Essentially, my off switch is pretty good. If I know something’s not good for me, or that I shouldn’t do it to excess, not starting isn’t that hard.

Some times are harder than others, but on balance, it’s pretty easy for me to, say, not drink. I just don’t drink.

My dimmer switch is kind of messed up

If I hit the ‘on’ switch, though, it’s not easy for me to use the dimmer switch appropriately.

Again, this started as a booze thought. But it also applies to snacking, to video games, to Netflix binges, to not exercising.

“Not exercising” may not exactly fit in that category, but let’s see where this goes.

When I open a bag of chips, I’m not a one-chip person, I’m a whole-bag person. Ditto with candy, or cookies, or… well, let’s just broaden this category to ‘snacks’ and be done with it. I used to have co-workers who had Costco bags of nut mixes on their desk and would eat like a quarter-cup a day. This, to me, was alien behaviour. Like the people who run 50 km a day or, I don’t know, astronaut training. I just can’t conceive of that.

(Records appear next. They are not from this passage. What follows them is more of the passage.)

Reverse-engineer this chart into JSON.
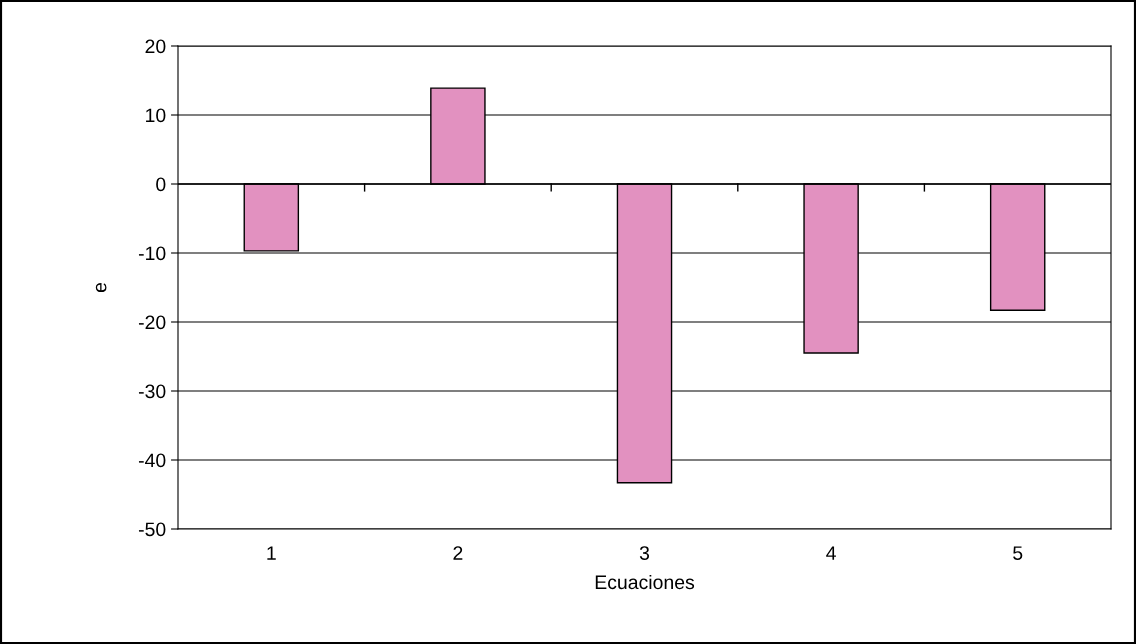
{
  "chart_data": {
    "type": "bar",
    "xlabel": "Ecuaciones",
    "ylabel": "e",
    "categories": [
      "1",
      "2",
      "3",
      "4",
      "5"
    ],
    "values": [
      -9.7,
      13.9,
      -43.3,
      -24.5,
      -18.3
    ],
    "color": "#e291c0",
    "ylim": [
      -50,
      20
    ],
    "yticks": [
      -50,
      -40,
      -30,
      -20,
      -10,
      0,
      10,
      20
    ],
    "grid": "y",
    "legend": false
  }
}
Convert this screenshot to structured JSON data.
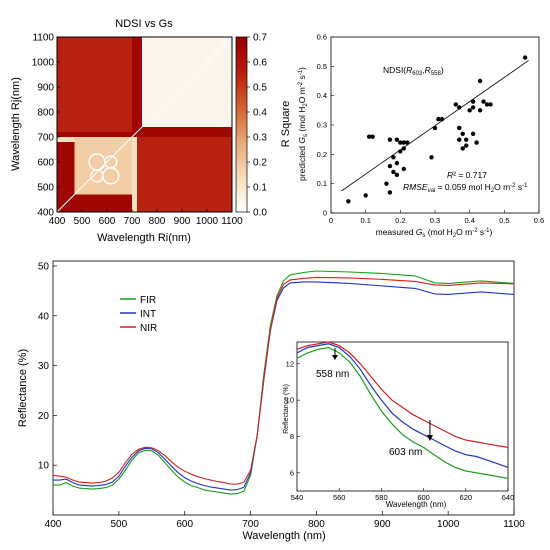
{
  "chart_data": [
    {
      "type": "heatmap",
      "title": "NDSI vs Gs",
      "xlabel": "Wavelength Ri(nm)",
      "ylabel": "Wavelength Rj(nm)",
      "x_ticks": [
        "400",
        "500",
        "600",
        "700",
        "800",
        "900",
        "1000",
        "1100"
      ],
      "y_ticks": [
        "400",
        "500",
        "600",
        "700",
        "800",
        "900",
        "1000",
        "1100"
      ],
      "xlim": [
        400,
        1100
      ],
      "ylim": [
        400,
        1100
      ],
      "colorbar": {
        "label": "R Square",
        "range": [
          0,
          0.7
        ],
        "ticks": [
          "0.0",
          "0.1",
          "0.2",
          "0.3",
          "0.4",
          "0.5",
          "0.6",
          "0.7"
        ],
        "colors": [
          "#ffffff",
          "#f6dcb8",
          "#e9a877",
          "#d2602e",
          "#b51d0f",
          "#960000"
        ]
      },
      "regions": [
        {
          "x": [
            400,
            1100
          ],
          "y": [
            400,
            1100
          ],
          "value": 0.66
        },
        {
          "x": [
            400,
            700
          ],
          "y": [
            680,
            700
          ],
          "value": 0.12
        },
        {
          "x": [
            700,
            720
          ],
          "y": [
            400,
            700
          ],
          "value": 0.12
        },
        {
          "x": [
            740,
            1100
          ],
          "y": [
            740,
            1100
          ],
          "value": 0.04
        },
        {
          "x": [
            470,
            700
          ],
          "y": [
            470,
            700
          ],
          "value": 0.18
        },
        {
          "x": [
            720,
            1100
          ],
          "y": [
            400,
            700
          ],
          "value": 0.55
        },
        {
          "x": [
            400,
            700
          ],
          "y": [
            720,
            1100
          ],
          "value": 0.55
        }
      ]
    },
    {
      "type": "scatter",
      "xlabel": "measured Gs (mol H2O m-2 s-1)",
      "ylabel": "predicted Gs (mol H2O m-2 s-1)",
      "xlim": [
        0,
        0.6
      ],
      "ylim": [
        0,
        0.6
      ],
      "x_ticks": [
        "0",
        "0.1",
        "0.2",
        "0.3",
        "0.4",
        "0.5",
        "0.6"
      ],
      "y_ticks": [
        "0",
        "0.1",
        "0.2",
        "0.3",
        "0.4",
        "0.5",
        "0.6"
      ],
      "annotations": {
        "index": "NDSI(R603,R558)",
        "r2": "R² = 0.717",
        "rmse": "RMSEval = 0.059 mol H2O m-2 s-1"
      },
      "fit_line": {
        "x": [
          0.03,
          0.57
        ],
        "y": [
          0.075,
          0.52
        ]
      },
      "points": [
        [
          0.05,
          0.04
        ],
        [
          0.1,
          0.06
        ],
        [
          0.11,
          0.26
        ],
        [
          0.12,
          0.26
        ],
        [
          0.16,
          0.1
        ],
        [
          0.17,
          0.16
        ],
        [
          0.17,
          0.25
        ],
        [
          0.18,
          0.19
        ],
        [
          0.18,
          0.14
        ],
        [
          0.19,
          0.17
        ],
        [
          0.19,
          0.13
        ],
        [
          0.19,
          0.25
        ],
        [
          0.2,
          0.24
        ],
        [
          0.2,
          0.21
        ],
        [
          0.21,
          0.22
        ],
        [
          0.21,
          0.15
        ],
        [
          0.21,
          0.24
        ],
        [
          0.22,
          0.24
        ],
        [
          0.17,
          0.07
        ],
        [
          0.29,
          0.19
        ],
        [
          0.3,
          0.29
        ],
        [
          0.31,
          0.32
        ],
        [
          0.32,
          0.32
        ],
        [
          0.36,
          0.37
        ],
        [
          0.37,
          0.36
        ],
        [
          0.37,
          0.29
        ],
        [
          0.37,
          0.25
        ],
        [
          0.38,
          0.22
        ],
        [
          0.38,
          0.27
        ],
        [
          0.39,
          0.25
        ],
        [
          0.39,
          0.23
        ],
        [
          0.4,
          0.35
        ],
        [
          0.41,
          0.36
        ],
        [
          0.41,
          0.38
        ],
        [
          0.41,
          0.27
        ],
        [
          0.42,
          0.24
        ],
        [
          0.43,
          0.35
        ],
        [
          0.43,
          0.45
        ],
        [
          0.44,
          0.38
        ],
        [
          0.45,
          0.37
        ],
        [
          0.46,
          0.37
        ],
        [
          0.56,
          0.53
        ]
      ]
    },
    {
      "type": "line",
      "xlabel": "Wavelength (nm)",
      "ylabel": "Reflectance (%)",
      "xlim": [
        400,
        1100
      ],
      "ylim": [
        0,
        50
      ],
      "x_ticks": [
        "400",
        "500",
        "600",
        "700",
        "800",
        "900",
        "1000",
        "1100"
      ],
      "y_ticks": [
        "10",
        "20",
        "30",
        "40",
        "50"
      ],
      "x": [
        400,
        410,
        420,
        430,
        440,
        450,
        460,
        470,
        480,
        490,
        500,
        510,
        520,
        530,
        540,
        550,
        560,
        570,
        580,
        590,
        600,
        610,
        620,
        630,
        640,
        650,
        660,
        670,
        680,
        690,
        700,
        710,
        720,
        730,
        740,
        750,
        760,
        780,
        800,
        850,
        900,
        950,
        980,
        1000,
        1050,
        1100
      ],
      "series": [
        {
          "name": "FIR",
          "color": "#1a9e1a",
          "values": [
            6,
            6,
            6.5,
            5.8,
            5.4,
            5.3,
            5.2,
            5.3,
            5.5,
            6,
            7.2,
            9,
            11,
            12.5,
            13,
            12.9,
            12,
            10.5,
            9,
            7.6,
            6.6,
            5.9,
            5.5,
            5,
            4.8,
            4.6,
            4.4,
            4.2,
            4.3,
            4.8,
            8,
            16,
            28,
            38,
            44,
            47,
            48.2,
            48.7,
            49,
            48.8,
            48.5,
            48,
            46.6,
            46.5,
            47,
            46.5
          ]
        },
        {
          "name": "INT",
          "color": "#1f35c4",
          "values": [
            7,
            7,
            7.2,
            6.5,
            6,
            5.9,
            5.8,
            5.9,
            6.1,
            6.6,
            7.8,
            9.8,
            11.6,
            12.9,
            13.4,
            13.3,
            12.5,
            11.2,
            9.8,
            8.5,
            7.5,
            6.8,
            6.3,
            5.9,
            5.6,
            5.4,
            5.2,
            5,
            5.1,
            5.6,
            8.5,
            16,
            27,
            37,
            43,
            45.6,
            46.6,
            46.8,
            46.8,
            46.5,
            46,
            45.5,
            44.4,
            44.3,
            44.8,
            44.3
          ]
        },
        {
          "name": "NIR",
          "color": "#d42020",
          "values": [
            8,
            7.8,
            7.6,
            7,
            6.6,
            6.5,
            6.4,
            6.5,
            6.8,
            7.4,
            8.6,
            10.5,
            12.2,
            13.2,
            13.6,
            13.5,
            12.9,
            11.9,
            10.7,
            9.6,
            8.8,
            8.2,
            7.7,
            7.3,
            7,
            6.7,
            6.5,
            6.2,
            6.2,
            6.6,
            9,
            16,
            27,
            37,
            43.5,
            46.3,
            47.2,
            47.5,
            47.7,
            47.6,
            47.3,
            46.9,
            46.2,
            46.1,
            46.6,
            46.4
          ]
        }
      ],
      "inset": {
        "xlabel": "Wavelength (nm)",
        "ylabel": "Reflectance (%)",
        "xlim": [
          540,
          640
        ],
        "ylim": [
          5,
          13.2
        ],
        "x_ticks": [
          "540",
          "560",
          "580",
          "600",
          "620",
          "640"
        ],
        "y_ticks": [
          "6",
          "8",
          "10",
          "12"
        ],
        "x": [
          540,
          545,
          550,
          555,
          560,
          565,
          570,
          575,
          580,
          585,
          590,
          595,
          600,
          605,
          610,
          615,
          620,
          625,
          630,
          635,
          640
        ],
        "series": [
          {
            "name": "FIR",
            "values": [
              12.3,
              12.6,
              12.8,
              12.9,
              12.6,
              12.1,
              11.3,
              10.3,
              9.4,
              8.7,
              8.1,
              7.7,
              7.4,
              7.0,
              6.6,
              6.3,
              6.1,
              6.0,
              5.9,
              5.8,
              5.7
            ]
          },
          {
            "name": "INT",
            "values": [
              12.6,
              12.9,
              13.0,
              13.1,
              12.9,
              12.4,
              11.7,
              10.8,
              10.0,
              9.3,
              8.8,
              8.4,
              8.1,
              7.8,
              7.5,
              7.2,
              7.0,
              6.9,
              6.7,
              6.5,
              6.3
            ]
          },
          {
            "name": "NIR",
            "values": [
              12.8,
              13.0,
              13.1,
              13.2,
              13.0,
              12.6,
              12.0,
              11.3,
              10.6,
              10.0,
              9.6,
              9.2,
              8.9,
              8.6,
              8.3,
              8.0,
              7.8,
              7.7,
              7.6,
              7.5,
              7.4
            ]
          }
        ],
        "annotations": [
          {
            "label": "558 nm",
            "x": 558
          },
          {
            "label": "603 nm",
            "x": 603
          }
        ]
      }
    }
  ]
}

If I start playing a game and get intrigued by it, it’s nearly impossible to set a 30-minute timer, then walk away. It’s “one more turn” or “one more mission”.

I don’t think I need to extend the metaphor to Netflix; you see where this is going. I’m not sure that “not exercising” is an off switch or dimmer switch situation, but if I put myself in a position where I don’t exercise for 2-3 days, I sure don’t start feeling like I need to do it. Not exercising, for me, doesn’t build up an accrual of “exercise vibes” until I just gotta hit the gym. Not exercising just leads to torpor and more not exercising.

I think the horse has left the dimmer switch barn

One approach to this is to say “I gotta fix that dimmer switch.” To be honest, I think at this stage of my life I just need to accept some things about myself.

I have a great, well-functioning off switch.

I have a pretty crappy dimmer switch.

It’s not hard to pick which one I should be using.